Below are some highlights:
  • To our benefit our group has either completed an Ironman or is training for one.  This helped for the 11 Mile Trail Run, but we didn't want anyone to know our "true identity" and were happy none of us had Ironman apparel on.... for fear they'd be disappointed in our performance.
  • Our continued thanks (no, seriously) and comments to PJ for giving us such wonderful advice.  We cruised right along obstacle to obstacle. 
  • Electric Shock sucks
  • Yes, some of the obstacles are scary
  • Like the 15' drop into muddy water, when you scream the whole way down and can't see which way is up while you are underwater... wondering if you'll make it up for a breath in time
  • The Marines are pretty awesome throughout the course...
  • Cuz the either laugh at your expense or harass you til you fall in the water (note to self: don't ever taunt a Marine again!  I paid for it)
  • The Ice Bath sucks
  • But, it's really fun to go back to watch the Ice Bath when you've completed the Race, have a Beer in your hand and hackle the folks still on the course going into it!
  • Shirtless Josh was determined to cross the Inverted Monkey Bars and went through them twice, earning the respect of the Marines (the rest of use just didn't make it halfway and had to swam across the mote)
  • After overhearing, "She's #3", Puma's (my nickname) competitive edge came to surface and we passed the "third and second placed girls"... I have "quotes" for a reason.  They were not the "third" and "second" placed girls or maybe there were a lot of those out on the course. 
  • The Adult Slip-n-Slide is not that fun when they shoot a fire hose at your face.  It feels like someone punched you in the face
  • We couldn't understand why, as Ironmen, we could swim 2.4 miles but in The Tough Mudder duck diving under barrels in the lake wiped us out
  • Event Whore didn't fall once
  • Electric Shock cables that are 5-6' long suck even more
  • Watching Shirtless Josh barrel through the last obstacle, only to get leveled to the point of blacking out by The Electric Shock cables on the last hay barrel... scared the s**t out of the rest of us
  • I wanted to cry.
  • After several conversations with myself, a spectator interrupted and told me, "Just run really fast, it won't hurt."  To which, I asked (knowingly), "WHY?  Have you done it??!!?"  (No) "Then SHUT UP!", was my reply.
  • Ten minutes later, I ran for it.  1 millisecond later I was over the second hay barrel and shocked to my knees, scraping my elbows.  Another millisecond, I tummy crawled to the edge of the Electric Shock cables.  Proudly/Cockily displaying my pleasure of making it through by smiling slyly at everyone...
  • Only to be leveled, face first in the mud by an Electric Live Wire that swung forward and caught my buttock.  No lie.  Shirtless Josh had to drag me out.
  • The Fisherman brought up the rear, shocked to the ground as well... and the group held hands and cross the finish line together so we could grab our Beer.
Here's the thing.  I'd do it again in a heartbeat.  I felt like a 10 year old playing hard and getting dirty.... The Race was SO well organized.  They were prepared for anything.  At the 15' drop into water they had lifeguards ready to jump in with their wetsuits.  Medic tents were commonly found throughout the course.  And the Beer was great!  :)

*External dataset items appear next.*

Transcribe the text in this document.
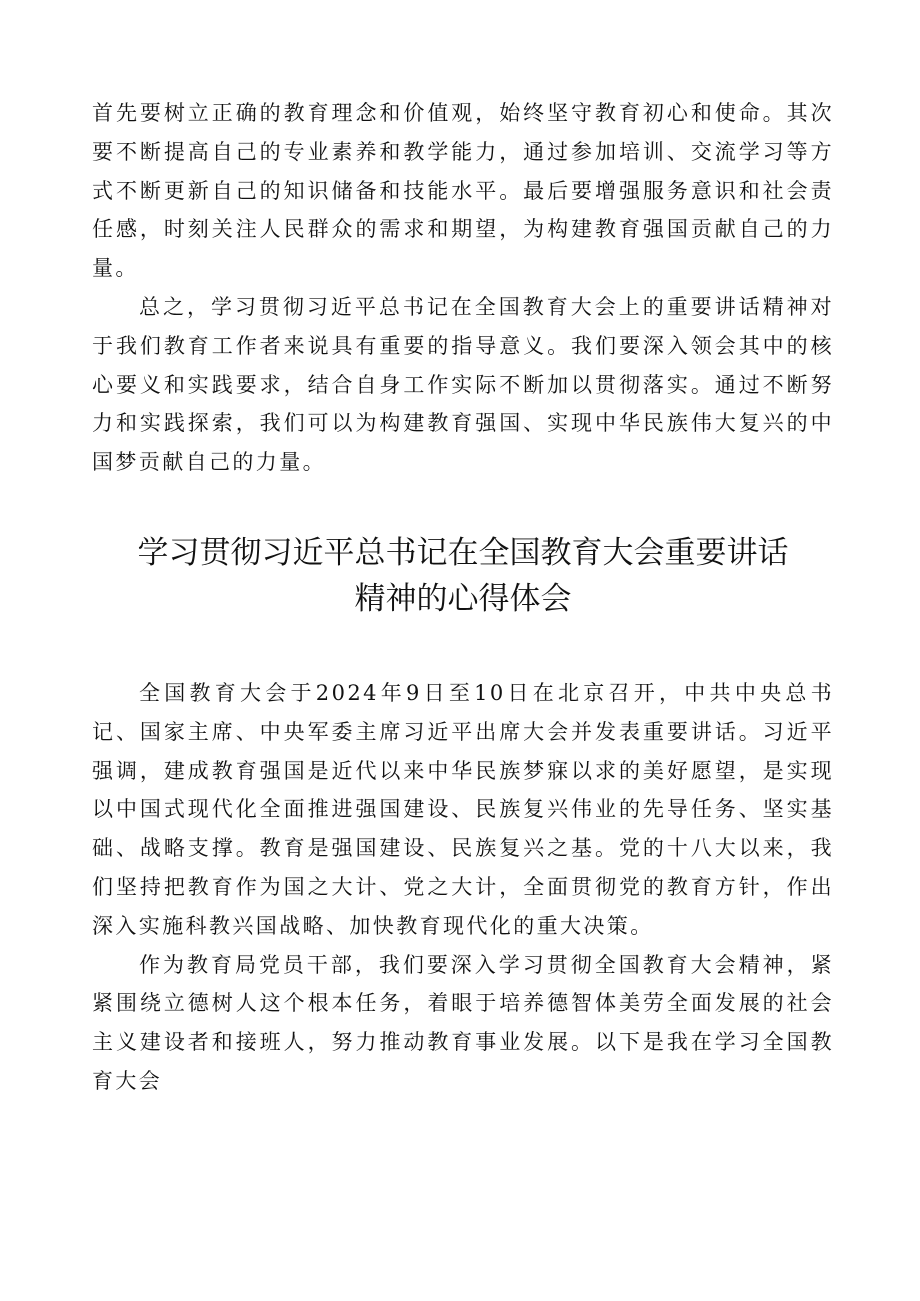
首先要树立正确的教育理念和价值观，始终坚守教育初心和使命。其次要不断提高自己的专业素养和教学能力，通过参加培训、交流学习等方式不断更新自己的知识储备和技能水平。最后要增强服务意识和社会责任感，时刻关注人民群众的需求和期望，为构建教育强国贡献自己的力量。

总之，学习贯彻习近平总书记在全国教育大会上的重要讲话精神对于我们教育工作者来说具有重要的指导意义。我们要深入领会其中的核心要义和实践要求，结合自身工作实际不断加以贯彻落实。通过不断努力和实践探索，我们可以为构建教育强国、实现中华民族伟大复兴的中国梦贡献自己的力量。

学习贯彻习近平总书记在全国教育大会重要讲话
精神的心得体会

全国教育大会于2024年9日至10日在北京召开，中共中央总书记、国家主席、中央军委主席习近平出席大会并发表重要讲话。习近平强调，建成教育强国是近代以来中华民族梦寐以求的美好愿望，是实现以中国式现代化全面推进强国建设、民族复兴伟业的先导任务、坚实基础、战略支撑。教育是强国建设、民族复兴之基。党的十八大以来，我们坚持把教育作为国之大计、党之大计，全面贯彻党的教育方针，作出深入实施科教兴国战略、加快教育现代化的重大决策。

作为教育局党员干部，我们要深入学习贯彻全国教育大会精神，紧紧围绕立德树人这个根本任务，着眼于培养德智体美劳全面发展的社会主义建设者和接班人，努力推动教育事业发展。以下是我在学习全国教育大会
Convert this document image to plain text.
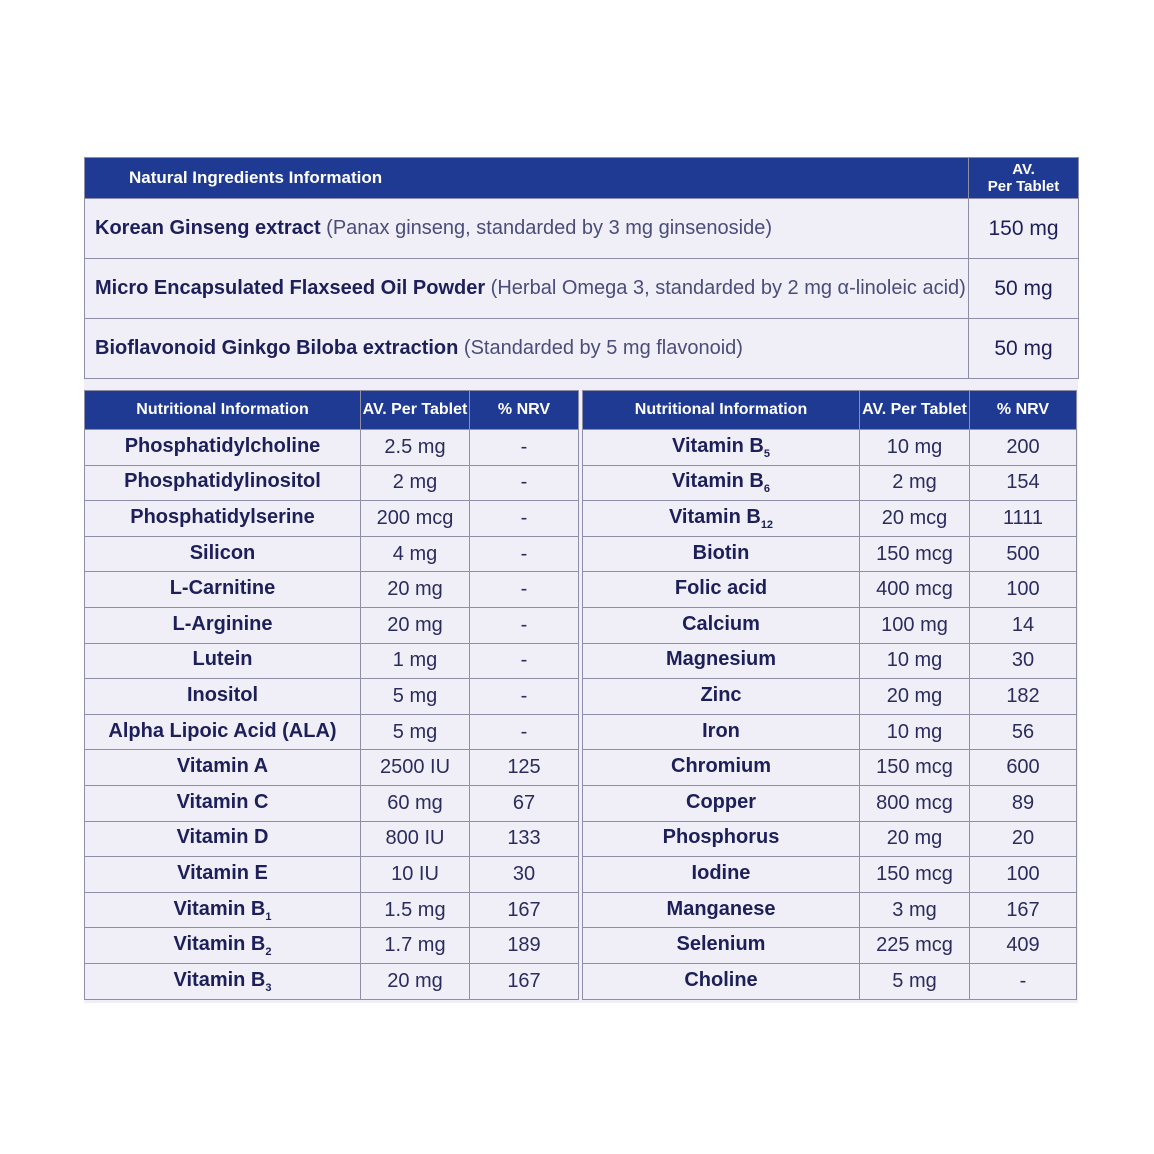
Natural Ingredients Information	AV.
Per Tablet
Korean Ginseng extract (Panax ginseng, standarded by 3 mg ginsenoside)	150 mg
Micro Encapsulated Flaxseed Oil Powder (Herbal Omega 3, standarded by 2 mg α-linoleic acid)	50 mg
Bioflavonoid Ginkgo Biloba extraction (Standarded by 5 mg flavonoid)	50 mg
Nutritional Information	AV. Per Tablet	% NRV
Phosphatidylcholine	2.5 mg	-
Phosphatidylinositol	2 mg	-
Phosphatidylserine	200 mcg	-
Silicon	4 mg	-
L-Carnitine	20 mg	-
L-Arginine	20 mg	-
Lutein	1 mg	-
Inositol	5 mg	-
Alpha Lipoic Acid (ALA)	5 mg	-
Vitamin A	2500 IU	125
Vitamin C	60 mg	67
Vitamin D	800 IU	133
Vitamin E	10 IU	30
Vitamin $B_1$	1.5 mg	167
Vitamin $B_2$	1.7 mg	189
Vitamin $B_3$	20 mg	167
Nutritional Information	AV. Per Tablet	% NRV
Vitamin $B_5$	10 mg	200
Vitamin $B_6$	2 mg	154
Vitamin $B_{12}$	20 mcg	1111
Biotin	150 mcg	500
Folic acid	400 mcg	100
Calcium	100 mg	14
Magnesium	10 mg	30
Zinc	20 mg	182
Iron	10 mg	56
Chromium	150 mcg	600
Copper	800 mcg	89
Phosphorus	20 mg	20
Iodine	150 mcg	100
Manganese	3 mg	167
Selenium	225 mcg	409
Choline	5 mg	-
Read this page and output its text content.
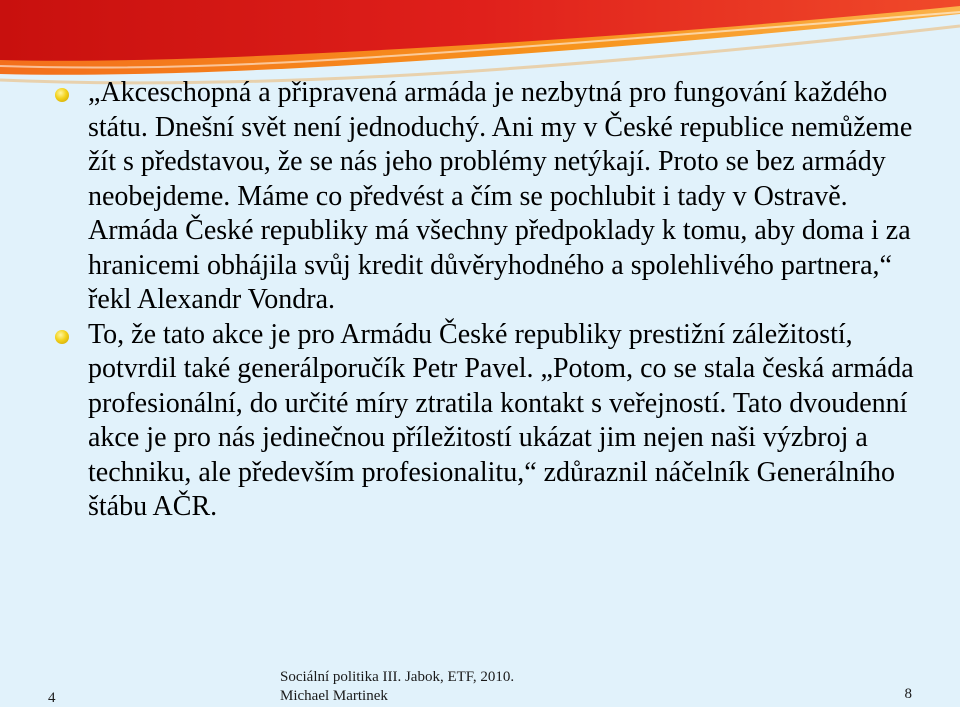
„Akceschopná a připravená armáda je nezbytná pro fungování každého státu. Dnešní svět není jednoduchý. Ani my v České republice nemůžeme žít s představou, že se nás jeho problémy netýkají. Proto se bez armády neobejdeme. Máme co předvést a čím se pochlubit i tady v Ostravě. Armáda České republiky má všechny předpoklady k tomu, aby doma i za hranicemi obhájila svůj kredit důvěryhodného a spolehlivého partnera,“ řekl Alexandr Vondra.

To, že tato akce je pro Armádu České republiky prestižní záležitostí, potvrdil také generálporučík Petr Pavel. „Potom, co se stala česká armáda profesionální, do určité míry ztratila kontakt s veřejností. Tato dvoudenní akce je pro nás jedinečnou příležitostí ukázat jim nejen naši výzbroj a techniku, ale především profesionalitu,“ zdůraznil náčelník Generálního štábu AČR.

4
Sociální politika III. Jabok, ETF, 2010.
Michael Martinek	8
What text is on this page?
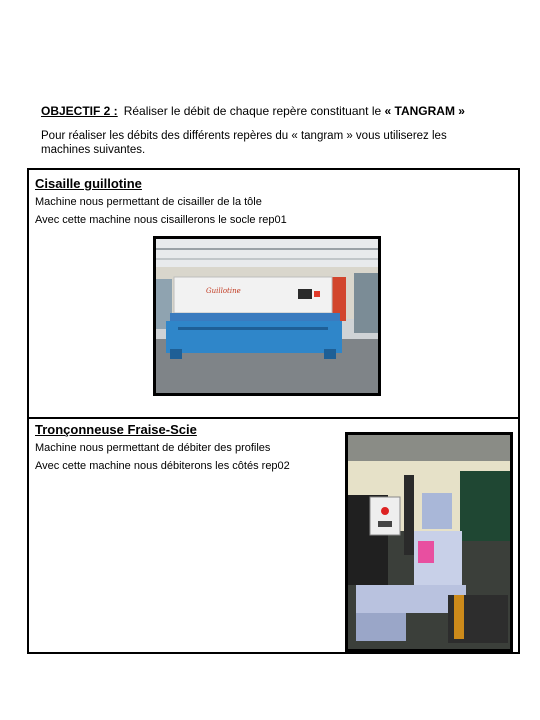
OBJECTIF 2 : Réaliser le débit de chaque repère constituant le « TANGRAM »
Pour réaliser les débits des différents repères du « tangram » vous utiliserez les machines suivantes.
Cisaille guillotine
Machine nous permettant de cisailler de la tôle
Avec cette machine nous cisaillerons le socle rep01
Guillotine
Tronçonneuse Fraise-Scie
Machine nous permettant de débiter des profiles
Avec cette machine nous débiterons les côtés rep02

At the end of the day, Event Whore did end up with a dislocated rib and had an allergic reaction to something (think Hitch).  We were sore for a few days, and I left for a beach vacation with scabbed up elbows and knees. 

I gave away my orange headband, but can say the memories of this crazy Race inspired me enough to break my writer's block.  And for that, I say to you... I'm sorry.

Til next time.  Hoo ya!

Comments

  1. As always, a great story Shannon! Can't wait to hear more through the season.